Bien entendu, cela ne doit pas faire oublier que les pays du
Golfe possèdent d’importantes réserves de gaz naturel mais ces dernières ne
sont pas mises en valeur et il faudrait plusieurs années pour que cela soit le
cas. Aujourd’hui, la Fédération des Emirats est obligée d’importer du gaz du
Qatar. De même, la perspective d’une levée des sanctions contre l’Iran remet au
goût du jour plusieurs projets énergétiques dont la construction d’un gazoduc
entre l’ouest iranien et l’émirat d’Abou Dhabi. Mais, confrontés à une hausse
de la consommation électrique, qu’il s’agisse de celles des foyers ou de
l’industrie de l’aluminium, les Emirats ne veulent pas dépendre d’un seul
fournisseur, surtout s’il s’agit d’un voisin encombrant comme l’Iran ou d’un rival
régional comme le Qatar. Du coup, émerge l’idée d’aller investir plusieurs
milliards de dollars aux Etats-Unis et au Canada pour importer de 5 à 10% des
quantités de gaz nécessaire à sa propre consommation.
Le nucléaire renforcé
Cette problématique renforce l’hypothèse d’un développement
à moyen terme de l’énergie nucléaire civile dans le Golfe.
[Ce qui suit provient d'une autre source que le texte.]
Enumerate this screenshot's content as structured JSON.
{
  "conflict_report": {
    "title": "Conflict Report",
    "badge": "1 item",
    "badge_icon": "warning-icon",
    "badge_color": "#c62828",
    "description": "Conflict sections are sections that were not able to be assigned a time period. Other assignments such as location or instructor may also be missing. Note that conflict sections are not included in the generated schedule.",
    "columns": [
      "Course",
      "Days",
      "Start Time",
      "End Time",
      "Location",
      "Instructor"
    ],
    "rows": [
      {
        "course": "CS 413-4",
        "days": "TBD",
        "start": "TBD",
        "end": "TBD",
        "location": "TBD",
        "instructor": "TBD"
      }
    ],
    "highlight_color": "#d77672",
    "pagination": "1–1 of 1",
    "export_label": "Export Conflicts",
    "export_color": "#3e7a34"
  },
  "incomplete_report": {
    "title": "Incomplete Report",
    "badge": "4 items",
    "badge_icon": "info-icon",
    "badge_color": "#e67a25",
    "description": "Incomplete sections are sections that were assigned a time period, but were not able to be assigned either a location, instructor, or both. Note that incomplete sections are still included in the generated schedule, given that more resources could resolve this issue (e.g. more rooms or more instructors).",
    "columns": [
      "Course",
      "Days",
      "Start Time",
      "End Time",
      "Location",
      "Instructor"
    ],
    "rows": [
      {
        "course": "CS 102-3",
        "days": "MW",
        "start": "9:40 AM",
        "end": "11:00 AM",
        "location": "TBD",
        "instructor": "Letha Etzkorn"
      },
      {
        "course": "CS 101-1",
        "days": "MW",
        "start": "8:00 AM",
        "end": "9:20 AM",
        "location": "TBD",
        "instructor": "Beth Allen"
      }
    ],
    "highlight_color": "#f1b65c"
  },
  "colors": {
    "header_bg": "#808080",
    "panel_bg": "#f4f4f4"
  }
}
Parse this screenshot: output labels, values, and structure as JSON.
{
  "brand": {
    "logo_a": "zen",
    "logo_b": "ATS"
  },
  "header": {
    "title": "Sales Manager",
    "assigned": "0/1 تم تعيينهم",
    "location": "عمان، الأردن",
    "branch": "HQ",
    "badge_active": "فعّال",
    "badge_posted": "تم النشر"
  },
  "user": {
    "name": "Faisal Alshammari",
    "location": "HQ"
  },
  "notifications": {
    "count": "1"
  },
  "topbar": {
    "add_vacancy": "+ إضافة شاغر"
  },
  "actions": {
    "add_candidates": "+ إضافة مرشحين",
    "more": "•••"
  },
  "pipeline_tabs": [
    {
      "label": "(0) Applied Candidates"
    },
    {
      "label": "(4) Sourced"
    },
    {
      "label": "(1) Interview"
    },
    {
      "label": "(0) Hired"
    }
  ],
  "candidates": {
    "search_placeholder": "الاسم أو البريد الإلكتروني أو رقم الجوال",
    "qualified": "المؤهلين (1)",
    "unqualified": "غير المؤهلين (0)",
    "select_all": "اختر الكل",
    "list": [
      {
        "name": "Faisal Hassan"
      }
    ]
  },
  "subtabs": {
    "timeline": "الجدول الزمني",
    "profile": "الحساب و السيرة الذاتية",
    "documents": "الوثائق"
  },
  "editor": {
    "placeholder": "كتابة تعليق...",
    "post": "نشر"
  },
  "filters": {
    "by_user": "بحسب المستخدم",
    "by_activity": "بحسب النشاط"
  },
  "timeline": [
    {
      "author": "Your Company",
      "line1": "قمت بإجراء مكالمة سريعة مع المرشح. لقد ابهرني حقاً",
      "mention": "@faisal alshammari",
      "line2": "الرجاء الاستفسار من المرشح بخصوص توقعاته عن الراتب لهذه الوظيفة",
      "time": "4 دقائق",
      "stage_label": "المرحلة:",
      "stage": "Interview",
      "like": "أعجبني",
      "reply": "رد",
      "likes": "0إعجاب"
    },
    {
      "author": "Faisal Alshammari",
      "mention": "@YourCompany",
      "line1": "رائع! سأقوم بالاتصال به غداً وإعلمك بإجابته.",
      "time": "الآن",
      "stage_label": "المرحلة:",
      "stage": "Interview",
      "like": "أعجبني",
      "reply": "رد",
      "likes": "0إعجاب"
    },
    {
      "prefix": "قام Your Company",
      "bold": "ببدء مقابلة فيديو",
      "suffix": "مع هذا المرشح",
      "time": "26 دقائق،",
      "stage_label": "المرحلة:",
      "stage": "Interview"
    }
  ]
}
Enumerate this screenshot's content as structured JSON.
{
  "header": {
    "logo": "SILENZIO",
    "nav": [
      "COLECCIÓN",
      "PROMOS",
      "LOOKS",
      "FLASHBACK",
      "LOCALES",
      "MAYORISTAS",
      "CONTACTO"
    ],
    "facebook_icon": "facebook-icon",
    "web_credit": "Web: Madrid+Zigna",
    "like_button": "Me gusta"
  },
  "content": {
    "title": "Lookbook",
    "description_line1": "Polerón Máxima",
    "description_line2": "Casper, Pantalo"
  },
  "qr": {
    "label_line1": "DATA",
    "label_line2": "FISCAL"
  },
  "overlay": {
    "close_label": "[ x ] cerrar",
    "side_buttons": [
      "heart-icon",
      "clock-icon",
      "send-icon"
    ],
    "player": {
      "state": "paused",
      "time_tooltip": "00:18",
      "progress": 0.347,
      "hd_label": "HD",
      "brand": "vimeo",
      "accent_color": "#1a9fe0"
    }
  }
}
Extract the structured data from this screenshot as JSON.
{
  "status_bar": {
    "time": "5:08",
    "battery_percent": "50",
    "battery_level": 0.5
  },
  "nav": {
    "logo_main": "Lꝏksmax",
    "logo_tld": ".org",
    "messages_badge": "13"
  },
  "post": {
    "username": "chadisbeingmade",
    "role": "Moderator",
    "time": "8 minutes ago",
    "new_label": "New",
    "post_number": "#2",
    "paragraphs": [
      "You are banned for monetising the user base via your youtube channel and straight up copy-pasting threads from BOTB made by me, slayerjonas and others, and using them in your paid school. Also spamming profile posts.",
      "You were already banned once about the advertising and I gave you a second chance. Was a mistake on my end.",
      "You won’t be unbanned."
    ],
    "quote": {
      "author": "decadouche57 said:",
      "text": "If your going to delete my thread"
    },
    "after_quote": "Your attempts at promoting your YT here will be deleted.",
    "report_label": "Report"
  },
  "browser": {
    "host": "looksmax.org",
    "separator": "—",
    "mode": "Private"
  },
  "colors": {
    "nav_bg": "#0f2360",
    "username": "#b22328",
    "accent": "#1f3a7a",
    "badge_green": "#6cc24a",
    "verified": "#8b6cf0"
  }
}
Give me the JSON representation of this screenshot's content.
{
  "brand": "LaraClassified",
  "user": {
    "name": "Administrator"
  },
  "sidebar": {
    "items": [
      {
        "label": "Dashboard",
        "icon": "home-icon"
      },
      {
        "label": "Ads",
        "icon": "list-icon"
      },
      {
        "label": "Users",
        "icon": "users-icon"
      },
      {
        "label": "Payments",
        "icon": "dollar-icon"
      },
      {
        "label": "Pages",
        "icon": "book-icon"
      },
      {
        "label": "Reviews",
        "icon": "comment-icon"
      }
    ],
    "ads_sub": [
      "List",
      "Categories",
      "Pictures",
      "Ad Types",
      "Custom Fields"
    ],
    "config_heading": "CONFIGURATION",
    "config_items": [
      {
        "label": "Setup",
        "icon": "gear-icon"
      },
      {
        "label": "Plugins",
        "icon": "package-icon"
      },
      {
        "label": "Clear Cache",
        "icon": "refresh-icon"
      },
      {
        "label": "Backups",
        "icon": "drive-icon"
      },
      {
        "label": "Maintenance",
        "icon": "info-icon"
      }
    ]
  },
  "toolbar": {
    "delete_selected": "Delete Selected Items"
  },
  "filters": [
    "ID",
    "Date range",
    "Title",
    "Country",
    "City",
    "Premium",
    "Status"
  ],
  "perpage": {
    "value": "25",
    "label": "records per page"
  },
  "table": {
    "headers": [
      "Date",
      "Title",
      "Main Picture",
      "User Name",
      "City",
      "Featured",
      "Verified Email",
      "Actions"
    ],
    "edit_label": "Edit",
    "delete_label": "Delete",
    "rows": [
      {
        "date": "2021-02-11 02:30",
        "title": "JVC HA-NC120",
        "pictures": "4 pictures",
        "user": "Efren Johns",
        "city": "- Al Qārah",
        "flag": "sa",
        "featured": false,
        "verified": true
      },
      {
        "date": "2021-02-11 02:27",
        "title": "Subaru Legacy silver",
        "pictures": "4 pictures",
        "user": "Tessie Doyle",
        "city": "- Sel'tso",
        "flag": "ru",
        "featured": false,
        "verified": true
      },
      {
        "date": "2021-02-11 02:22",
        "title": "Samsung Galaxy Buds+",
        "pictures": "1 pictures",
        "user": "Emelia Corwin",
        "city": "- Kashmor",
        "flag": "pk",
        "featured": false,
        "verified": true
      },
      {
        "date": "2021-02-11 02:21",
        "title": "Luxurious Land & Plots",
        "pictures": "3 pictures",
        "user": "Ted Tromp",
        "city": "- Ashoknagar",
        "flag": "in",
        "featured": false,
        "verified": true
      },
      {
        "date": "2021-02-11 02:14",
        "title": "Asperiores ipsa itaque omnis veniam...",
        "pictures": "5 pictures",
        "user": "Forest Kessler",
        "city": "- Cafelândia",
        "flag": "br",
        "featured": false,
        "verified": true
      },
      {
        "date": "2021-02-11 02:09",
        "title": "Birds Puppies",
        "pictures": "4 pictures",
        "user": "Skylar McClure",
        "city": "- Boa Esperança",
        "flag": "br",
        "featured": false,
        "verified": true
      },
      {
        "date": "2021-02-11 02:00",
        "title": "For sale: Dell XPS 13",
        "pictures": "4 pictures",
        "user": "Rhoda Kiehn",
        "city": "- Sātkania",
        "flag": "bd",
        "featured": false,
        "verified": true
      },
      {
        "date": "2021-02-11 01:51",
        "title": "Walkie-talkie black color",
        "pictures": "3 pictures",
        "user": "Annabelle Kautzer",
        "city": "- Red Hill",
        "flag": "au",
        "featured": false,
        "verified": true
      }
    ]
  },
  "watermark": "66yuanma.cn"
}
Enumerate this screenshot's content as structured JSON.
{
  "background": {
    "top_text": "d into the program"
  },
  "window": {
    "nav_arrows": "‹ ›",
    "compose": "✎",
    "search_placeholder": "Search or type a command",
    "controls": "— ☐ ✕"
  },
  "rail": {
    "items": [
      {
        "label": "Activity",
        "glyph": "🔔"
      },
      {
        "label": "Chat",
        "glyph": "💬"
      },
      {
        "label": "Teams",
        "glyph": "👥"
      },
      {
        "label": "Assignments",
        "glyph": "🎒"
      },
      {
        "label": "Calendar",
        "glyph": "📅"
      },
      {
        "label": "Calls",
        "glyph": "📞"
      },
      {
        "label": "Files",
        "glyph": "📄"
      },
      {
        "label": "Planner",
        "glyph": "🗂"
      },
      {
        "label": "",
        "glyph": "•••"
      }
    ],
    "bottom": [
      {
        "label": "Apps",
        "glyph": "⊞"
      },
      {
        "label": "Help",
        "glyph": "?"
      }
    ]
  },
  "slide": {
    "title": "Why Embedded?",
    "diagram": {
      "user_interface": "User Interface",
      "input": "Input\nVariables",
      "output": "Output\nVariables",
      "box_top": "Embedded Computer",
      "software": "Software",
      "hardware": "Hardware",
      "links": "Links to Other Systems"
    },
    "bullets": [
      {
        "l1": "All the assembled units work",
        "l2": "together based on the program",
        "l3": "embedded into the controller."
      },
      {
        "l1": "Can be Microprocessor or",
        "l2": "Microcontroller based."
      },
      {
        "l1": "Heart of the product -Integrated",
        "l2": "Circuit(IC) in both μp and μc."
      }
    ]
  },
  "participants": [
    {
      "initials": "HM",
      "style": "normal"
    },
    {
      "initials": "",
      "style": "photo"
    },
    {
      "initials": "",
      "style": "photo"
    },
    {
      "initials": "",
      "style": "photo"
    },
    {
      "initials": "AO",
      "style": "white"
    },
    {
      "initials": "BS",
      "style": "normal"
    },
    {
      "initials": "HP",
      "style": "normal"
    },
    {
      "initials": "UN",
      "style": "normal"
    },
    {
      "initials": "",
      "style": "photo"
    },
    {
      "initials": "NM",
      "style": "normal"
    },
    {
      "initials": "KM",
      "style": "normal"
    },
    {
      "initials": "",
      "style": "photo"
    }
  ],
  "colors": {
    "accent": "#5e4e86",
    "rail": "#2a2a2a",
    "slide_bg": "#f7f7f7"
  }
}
On le sait, les
Emirats sont déjà bien avancés en la matière et l’Arabie Saoudite devrait elle
aussi lancer concrètement un projet de grande envergure cette année. Ryad
envisage en effet la construction de 16 réacteurs nucléaires soit un projet
d’un montant total estimé entre 70 et 100 milliards de dollars. Un pactole qui
fait saliver toute l’industrie nucléaire mondiale qui sait que le royaume est
confronté lui aussi à une hausse permanente de sa consommation énergétique.